In Lamb et al. (1997), cases were classified by the researchers into five evidence-level categories based on the strength of the independent corroborating evidence. Lamb et al. did not evaluate the accuracy of the CBCA method in terms of a hit rate, but rather in terms of the correlation between the numerical CBCA scores and the five evidence-level categories, which were very unlikely (= 1), quite unlikely (= 2), questionable (= 3), quite likely (= 4), and very likely (= 5). The correlation between the level of evidence and the CBCA scores was r = .35. Lamb et al. conclude that "the results reported here … underscore that CBCA scores should not yet—and perhaps should never—be used in forensic contexts to evaluate individual statements" (pp. 262-263). Hershkowitz et al. (2007), referring to the 1997 study by Lamb et al., make a similar statement, "erroneous judgments [based on CBCA scores] were too frequent to make forensic application appropriate" (p. 101). The inability of CBCA scores to discriminate between true and false allegations was largely due to a high false positive rate. The same factors that apparently lead to a high false positive rate for CBCA may also be partly responsible for the high false positive rate in evaluators' judgments in Hershkowitz et al. (2007): "[false reports] may contain many [CBCA criteria indicative of true reports] when the central false element—an allegation of vaginal penetration, for example—is embedded in the description of an experienced event, such as a recent interaction with the alleged perpetrator" (Lamb et al., 1997, p. 262).

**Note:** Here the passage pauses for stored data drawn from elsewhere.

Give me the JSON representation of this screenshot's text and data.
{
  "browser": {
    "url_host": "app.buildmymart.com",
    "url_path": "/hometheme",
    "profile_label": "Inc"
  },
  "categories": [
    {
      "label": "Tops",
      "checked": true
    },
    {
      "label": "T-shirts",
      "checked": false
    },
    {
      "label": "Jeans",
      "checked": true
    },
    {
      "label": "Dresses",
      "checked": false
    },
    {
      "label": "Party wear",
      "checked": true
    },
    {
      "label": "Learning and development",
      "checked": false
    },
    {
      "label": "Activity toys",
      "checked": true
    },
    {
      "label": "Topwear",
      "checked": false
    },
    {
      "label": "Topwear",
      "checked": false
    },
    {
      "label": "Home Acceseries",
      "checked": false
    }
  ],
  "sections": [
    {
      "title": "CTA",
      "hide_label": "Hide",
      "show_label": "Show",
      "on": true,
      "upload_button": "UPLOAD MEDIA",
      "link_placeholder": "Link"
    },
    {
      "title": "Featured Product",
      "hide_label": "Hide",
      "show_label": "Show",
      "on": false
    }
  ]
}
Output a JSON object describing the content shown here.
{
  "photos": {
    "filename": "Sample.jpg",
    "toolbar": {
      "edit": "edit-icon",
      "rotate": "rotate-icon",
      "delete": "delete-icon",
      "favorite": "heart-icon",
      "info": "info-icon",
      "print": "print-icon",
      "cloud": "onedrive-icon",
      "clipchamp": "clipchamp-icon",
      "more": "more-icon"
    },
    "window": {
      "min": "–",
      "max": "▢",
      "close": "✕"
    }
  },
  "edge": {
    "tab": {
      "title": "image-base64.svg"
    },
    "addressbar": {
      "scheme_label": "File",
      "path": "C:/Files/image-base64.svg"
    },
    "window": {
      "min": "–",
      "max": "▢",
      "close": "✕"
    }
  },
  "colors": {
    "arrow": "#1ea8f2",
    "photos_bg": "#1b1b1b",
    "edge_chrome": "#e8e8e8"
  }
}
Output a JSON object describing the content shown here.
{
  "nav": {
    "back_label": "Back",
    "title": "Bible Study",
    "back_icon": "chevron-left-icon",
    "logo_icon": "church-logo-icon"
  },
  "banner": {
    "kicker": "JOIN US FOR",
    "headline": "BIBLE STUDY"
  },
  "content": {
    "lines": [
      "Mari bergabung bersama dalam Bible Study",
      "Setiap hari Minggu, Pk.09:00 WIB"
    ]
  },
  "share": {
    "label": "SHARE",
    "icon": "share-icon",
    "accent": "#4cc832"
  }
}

The accuracy of the judgments of the evaluators in Hershkowitz et al. (2007) can be analyzed using a method almost identical to the one employed in Lamb et al. (1997). That is, it is possible to use the data presented in Hershkowitz et al. to calculate a correlation coefficient reflecting the association between Hershkowitz et al.'s evidence-level classification of the cases (implausible = 0; plausible = 1) and the study participants' judgments of validity (very unlikely = 1, quite unlikely = 2 , no judgment possible = 3, quite likely = 4, and very likely = 5). Ironically, the overall correlation is exactly r = .35 (r = .11 for non-protocol interviews; r = .58 for protocol interviews).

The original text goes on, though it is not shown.